Six Horseback Exercises to Improve Strength, Rhythm and Balance
Develop a secure seat, strong legs and incredible rhythm with these equestrian exercises.
By Tara Matsler | December 12, 2015
How does that quote go? “Hard work beats talent when talent doesn’t work hard.” Tim Notke hit the nail right on the head.
While your competition is sitting around the house, waiting for warmer weather before they get back to riding, you’re already strategizing for how you’re going to dominate in 2016.

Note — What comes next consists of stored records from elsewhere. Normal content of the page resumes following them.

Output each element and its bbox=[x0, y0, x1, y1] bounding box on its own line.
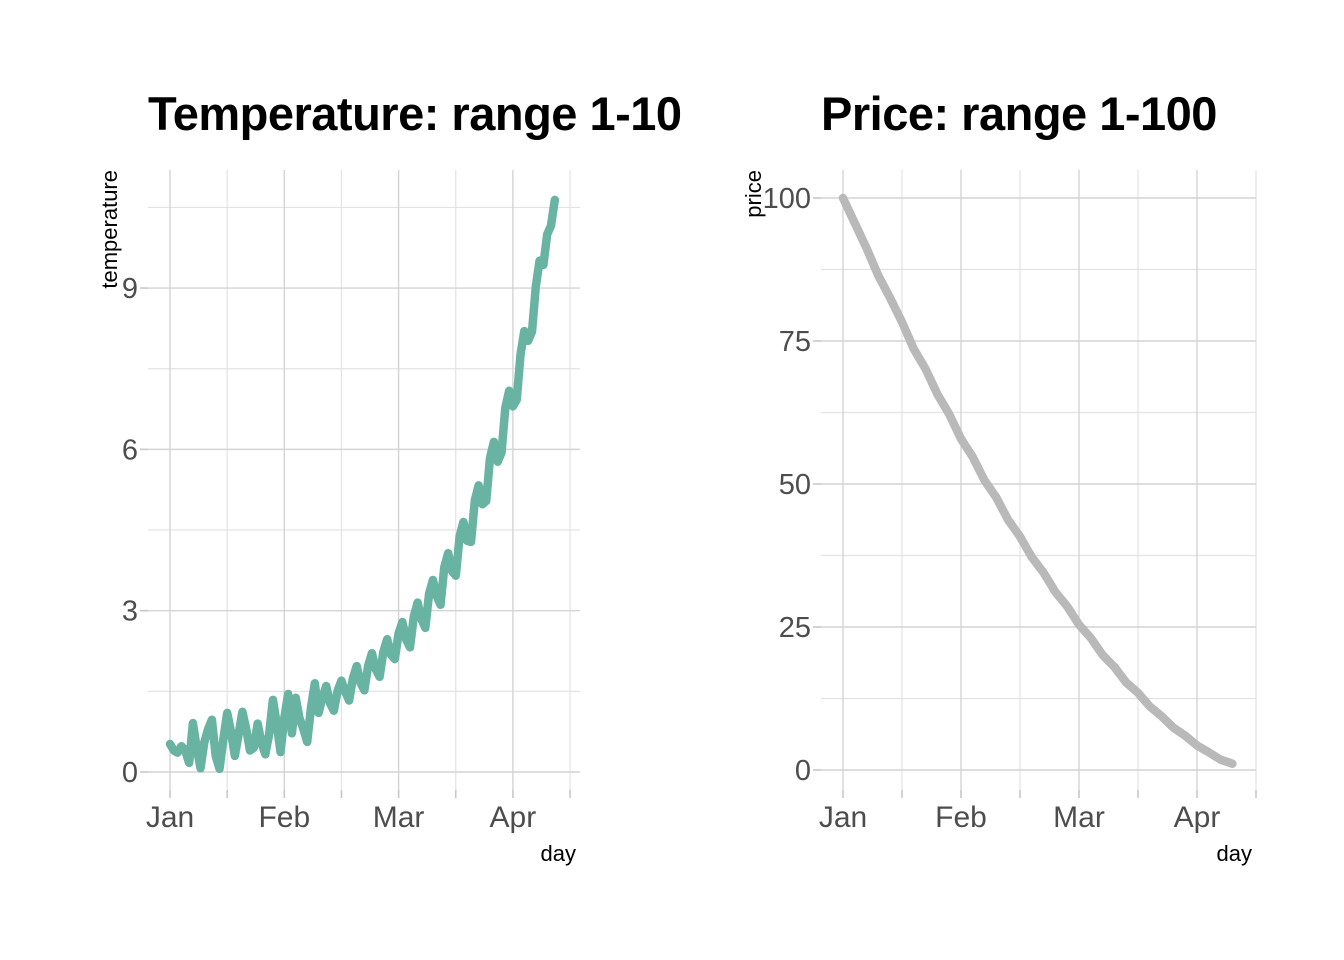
x-tick-label: Mar bbox=[373, 801, 425, 834]
x-tick-label: Apr bbox=[490, 801, 537, 834]
y-tick-label: 6 bbox=[122, 434, 138, 466]
x-axis-title: day bbox=[540, 841, 576, 866]
y-tick-label: 9 bbox=[122, 273, 138, 305]
x-tick-label: Jan bbox=[819, 801, 867, 834]
y-tick-label: 0 bbox=[795, 755, 811, 787]
price-chart: Price: range 1-100 price Jan Feb Mar Apr 0 25… bbox=[672, 0, 1344, 960]
chart-title: Temperature: range 1-10 bbox=[148, 87, 682, 140]
y-tick-label: 75 bbox=[779, 326, 811, 358]
x-tick-label: Apr bbox=[1174, 801, 1221, 834]
plot-area-svg: Jan Feb Mar Apr 0 3 6 9 bbox=[122, 170, 580, 834]
x-tick-label: Feb bbox=[935, 801, 987, 834]
y-tick-label: 25 bbox=[779, 612, 811, 644]
chart-title: Price: range 1-100 bbox=[821, 87, 1217, 140]
y-tick-label: 0 bbox=[122, 757, 138, 789]
y-tick-label: 50 bbox=[779, 469, 811, 501]
x-tick-label: Feb bbox=[258, 801, 310, 834]
y-tick-label: 100 bbox=[763, 183, 811, 215]
plot-area-svg: Jan Feb Mar Apr 0 25 50 75 100 bbox=[763, 170, 1257, 834]
temperature-line bbox=[165, 195, 560, 774]
temperature-chart: Temperature: range 1-10 temperature Jan F… bbox=[97, 87, 682, 866]
x-tick-label: Jan bbox=[146, 801, 194, 834]
x-axis-title: day bbox=[1216, 841, 1252, 866]
x-tick-label: Mar bbox=[1053, 801, 1105, 834]
price-line bbox=[838, 193, 1237, 768]
y-tick-label: 3 bbox=[122, 596, 138, 628]
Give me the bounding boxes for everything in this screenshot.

To help get you into show shape, we put together a three-part blog series for equestrians. (Check out “Seven Drills for Correct Riding Position” and “12 Yoga Tips for Equestrians,” too.) Here, we focus on developing a secure seat, strong legs and incredible rhythm. Be sure to click each link for more information on how to succeed at that exercise.
- Trot figure-eights with one hand on your hip. When done properly, this exercise will bring your outside shoulder forward, holding your inside shoulder up.
- Make a game out of no-stirrup (or no-iron) work. If you do little bits without stirrups, you don’t wear out, and pretty soon you can do this more often and for longer.
- Instead of standard posting, try “down, up, up.” You can also do “up, down, down.” The main trick is not to throw yourself back down into the saddle.
- Do the “rope twirl.” For this killer trick to improve your rhythm, start trotting your horse. Take your arm and swing it over your head, as if you have a rope in it. Swing in rhythm with the horse’s feet.
- Then try the “propeller twirl.” Ask a friend to longe your horse. While you’re horseback, hold your arms out to the side and swing them like propellers in time to the trot. As the horse’s inside front foot hits the ground, your arms should swing with the diagonal beat of the horse toward that front foot. As the outside foot hits the ground, swing your body to the outside.
- Use this trick to develop a secure seat. Again, as your horseback with a friend longeing, drop your stirrups and hold your legs in different positions: one leg forward, one back, one or two knees up, etc. This establishes your seat as your source for balance.